Adapted from a se­ries of nov­els by Max Al­lan Collins, it’s the tale of US Ma­rine, Mac Con­way (Lo­gan Mar­shall-Green) who, on re­turn­ing from Viet­nam, strug­gles with civil­ian life. Sure, that’s not a par­tic­u­larly orig­i­nal sto­ry­line. But like ev­ery­thing in this drama – it’s not quite that sim­ple.

Set in the 1970s, it’s placed firmly in the pe­riod. There are vinyl records and tow­elling T-shirts and checked lounge fur­ni­ture and brown, so many shades of brown.

But this is not a se­ries de­fined by its pe­riod drama de­tails alone. It’s got in­trigu­ing char­ac­ters and a crack­ing sto­ry­line. Mac is shunned by the town, due to his link with a par­tic­u­larly high-pro­file mas­sacre.

De­spite hav­ing been cleared of any in­volve­ment, he strug­gles to find a job, money be­comes a worry, his re­la­tion­ship with his wife comes un­der strain and pretty soon the sheen of the wel­come home party has well and truly worn off.

In steps The Bro­ker (per­fectly played by Peter Mul­lan), a shady high­level crim recruiting for a some­what vague job.

‘‘Peo­ple have prob­lems, I fix them,’’ he says prof­fer­ing a large sum of money in notes. It seems an un­con­ven­tional job in­ter­view, but he clearly has a rea­son­ably high suc­cess rate and pretty soon Mac’s post­mil­i­tary life looks like it’s go­ing into free-fall.

The char­ac­ters here are per­fectly drawn – The Bro­ker is clearly a hard­ened crim­i­nal fixer, but he’s also un­flap­pable and in­trigu­ing. Mac is strug­gling with his own dark world of post-war life and he’s just con­flicted enough to keep it in­ter­est­ing with­out tip­ping it over into a Deer Hunter- style par­ody. While crim­i­nal Buddy, with his tight shorts and Span­ish karaoke, could have been lifted straight out of a David Lynch movie.

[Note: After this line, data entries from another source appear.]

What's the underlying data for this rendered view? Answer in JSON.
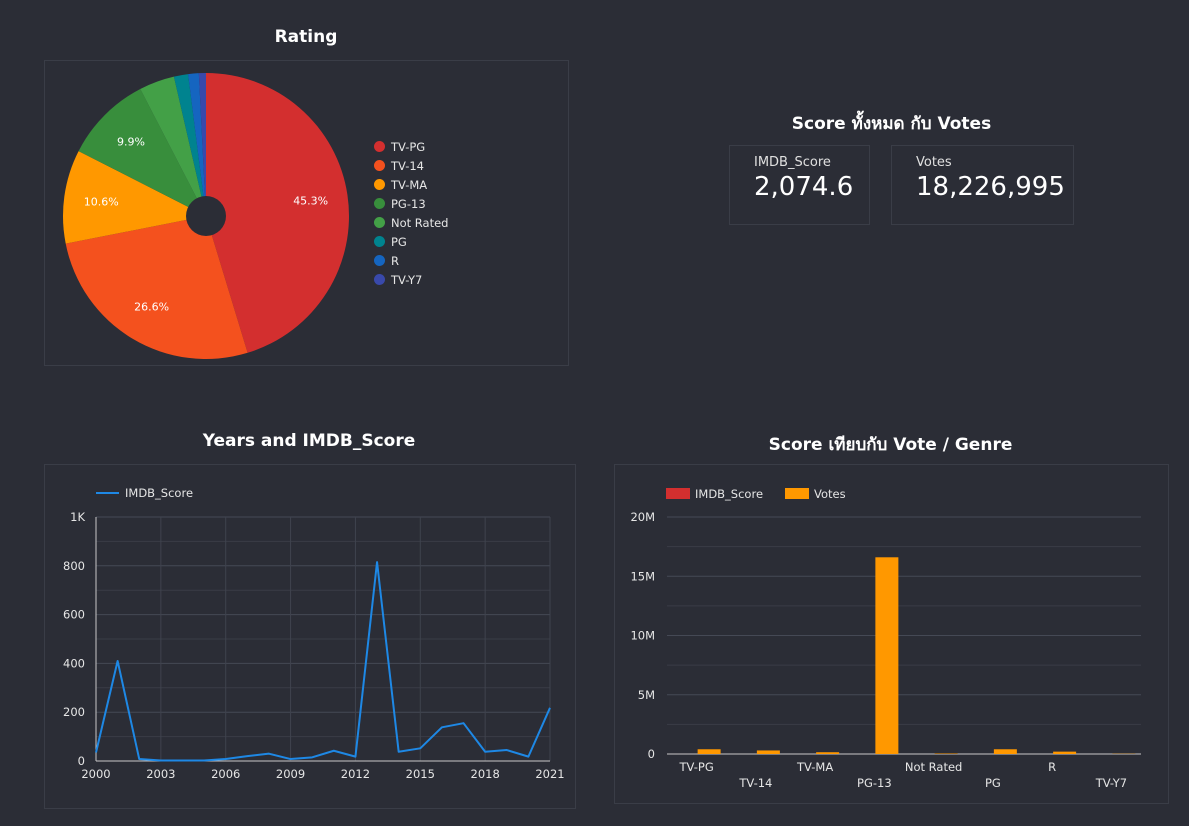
{
  "panels": {
    "rating_title": "Rating",
    "score_votes_title": "Score ทั้งหมด กับ Votes",
    "years_title": "Years and IMDB_Score",
    "genre_title": "Score เทียบกับ Vote / Genre"
  },
  "kpis": [
    {
      "label": "IMDB_Score",
      "value": "2,074.6"
    },
    {
      "label": "Votes",
      "value": "18,226,995"
    }
  ],
  "colors": {
    "background": "#2b2d36",
    "line": "#1e88e5",
    "imdb_bar": "#d32f2f",
    "votes_bar": "#ff9800"
  },
  "chart_data": [
    {
      "type": "pie",
      "title": "Rating",
      "donut": true,
      "legend_position": "right",
      "categories": [
        "TV-PG",
        "TV-14",
        "TV-MA",
        "PG-13",
        "Not Rated",
        "PG",
        "R",
        "TV-Y7"
      ],
      "values": [
        45.3,
        26.6,
        10.6,
        9.9,
        4.0,
        1.6,
        1.2,
        0.8
      ],
      "data_labels": [
        "45.3%",
        "26.6%",
        "10.6%",
        "9.9%",
        "",
        "",
        "",
        ""
      ],
      "colors": [
        "#d32f2f",
        "#f4511e",
        "#ff9800",
        "#388e3c",
        "#43a047",
        "#00838f",
        "#1565c0",
        "#3949ab"
      ]
    },
    {
      "type": "line",
      "title": "Years and IMDB_Score",
      "legend_position": "top-left",
      "series": [
        {
          "name": "IMDB_Score",
          "color": "#1e88e5",
          "x": [
            2000,
            2001,
            2002,
            2003,
            2004,
            2005,
            2006,
            2007,
            2008,
            2009,
            2010,
            2011,
            2012,
            2013,
            2014,
            2015,
            2016,
            2017,
            2018,
            2019,
            2020,
            2021
          ],
          "values": [
            35,
            410,
            8,
            2,
            2,
            2,
            8,
            20,
            30,
            8,
            15,
            42,
            18,
            815,
            38,
            52,
            138,
            155,
            38,
            45,
            18,
            218
          ]
        }
      ],
      "ylim": [
        0,
        1000
      ],
      "y_ticks": [
        0,
        200,
        400,
        600,
        800,
        1000
      ],
      "y_tick_labels": [
        "0",
        "200",
        "400",
        "600",
        "800",
        "1K"
      ],
      "x_ticks": [
        2000,
        2003,
        2006,
        2009,
        2012,
        2015,
        2018,
        2021
      ],
      "grid": true
    },
    {
      "type": "bar",
      "title": "Score เทียบกับ Vote / Genre",
      "legend_position": "top-left",
      "categories": [
        "TV-PG",
        "TV-14",
        "TV-MA",
        "PG-13",
        "Not Rated",
        "PG",
        "R",
        "TV-Y7"
      ],
      "series": [
        {
          "name": "IMDB_Score",
          "color": "#d32f2f",
          "values": [
            940,
            552,
            220,
            205,
            83,
            33,
            25,
            17
          ]
        },
        {
          "name": "Votes",
          "color": "#ff9800",
          "values": [
            400000,
            300000,
            150000,
            16600000,
            40000,
            400000,
            200000,
            20000
          ]
        }
      ],
      "ylim": [
        0,
        20000000
      ],
      "y_ticks": [
        0,
        5000000,
        10000000,
        15000000,
        20000000
      ],
      "y_tick_labels": [
        "0",
        "5M",
        "10M",
        "15M",
        "20M"
      ],
      "grid": true
    }
  ]
}
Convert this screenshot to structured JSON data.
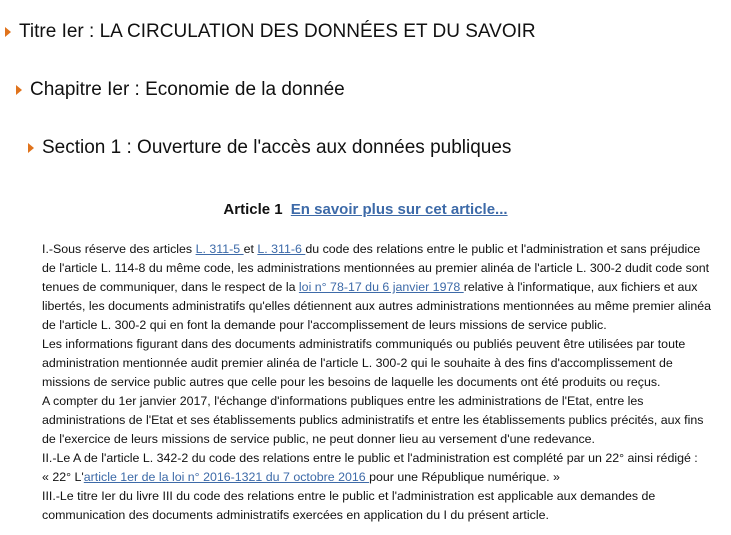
{
  "toc": {
    "titre": "Titre Ier : LA CIRCULATION DES DONNÉES ET DU SAVOIR",
    "chapitre": "Chapitre Ier : Economie de la donnée",
    "section": "Section 1 : Ouverture de l'accès aux données publiques"
  },
  "article": {
    "title": "Article 1",
    "more_link": "En savoir plus sur cet article...",
    "p1": {
      "t1": "I.-Sous réserve des articles ",
      "link1": "L. 311-5 ",
      "t2": "et ",
      "link2": "L. 311-6 ",
      "t3": "du code des relations entre le public et l'administration et sans préjudice de l'article L. 114-8 du même code, les administrations mentionnées au premier alinéa de l'article L. 300-2 dudit code sont tenues de communiquer, dans le respect de la ",
      "link3": "loi n° 78-17 du 6 janvier 1978 ",
      "t4": "relative à l'informatique, aux fichiers et aux libertés, les documents administratifs qu'elles détiennent aux autres administrations mentionnées au même premier alinéa de l'article L. 300-2 qui en font la demande pour l'accomplissement de leurs missions de service public."
    },
    "p2": "Les informations figurant dans des documents administratifs communiqués ou publiés peuvent être utilisées par toute administration mentionnée audit premier alinéa de l'article L. 300-2 qui le souhaite à des fins d'accomplissement de missions de service public autres que celle pour les besoins de laquelle les documents ont été produits ou reçus.",
    "p3": "A compter du 1er janvier 2017, l'échange d'informations publiques entre les administrations de l'Etat, entre les administrations de l'Etat et ses établissements publics administratifs et entre les établissements publics précités, aux fins de l'exercice de leurs missions de service public, ne peut donner lieu au versement d'une redevance.",
    "p4": "II.-Le A de l'article L. 342-2 du code des relations entre le public et l'administration est complété par un 22° ainsi rédigé :",
    "p5": {
      "t1": "« 22° L'",
      "link": "article 1er de la loi n° 2016-1321 du 7 octobre 2016 ",
      "t2": "pour une République numérique. »"
    },
    "p6": "III.-Le titre Ier du livre III du code des relations entre le public et l'administration est applicable aux demandes de communication des documents administratifs exercées en application du I du présent article."
  },
  "colors": {
    "arrow": "#e0731c",
    "link": "#3d6aa8",
    "text": "#111111"
  }
}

The mood is slow and dark, with a ten­sion that ratch­ets up again and again be­fore ex­plod­ing into some very bru­tal vi­o­lence. And at points, it does feel a lit­tle bit gra­tu­itous, but it also feels like we’re learn­ing some­thing about Mac – he’s un­re­servedly vi­o­lent when it’s called for.

This is a thor­oughly grip­ping show that hooks you in from the start, with skil­ful sto­ry­telling. It’s the best thing I’ve seen in a long time and I’ve got high hopes for it.

An­other adap­ta­tion from a novel is Bri­tish se­ries The Se­cret Agent (Mon­days, 8.30pm, SoHo), based on Joseph Con­rad’s work of the same name.

Set in London in 1886, it fol­lows busi­ness­man Ver­loc, who is spy­ing on a group of an­ar­chists for the Rus­sians. The Rus­sians want Ver­loc to cre­ate a ter­ror­ist in­ci­dent and awaken Eng­land to the threats of the an­ar­chists.

There are some recog­nis­able names among the cast (Vicky McClure, Stephen Gra­ham, Toby Jones) and it looks good. And yet, some­how, it feels like hard work to watch.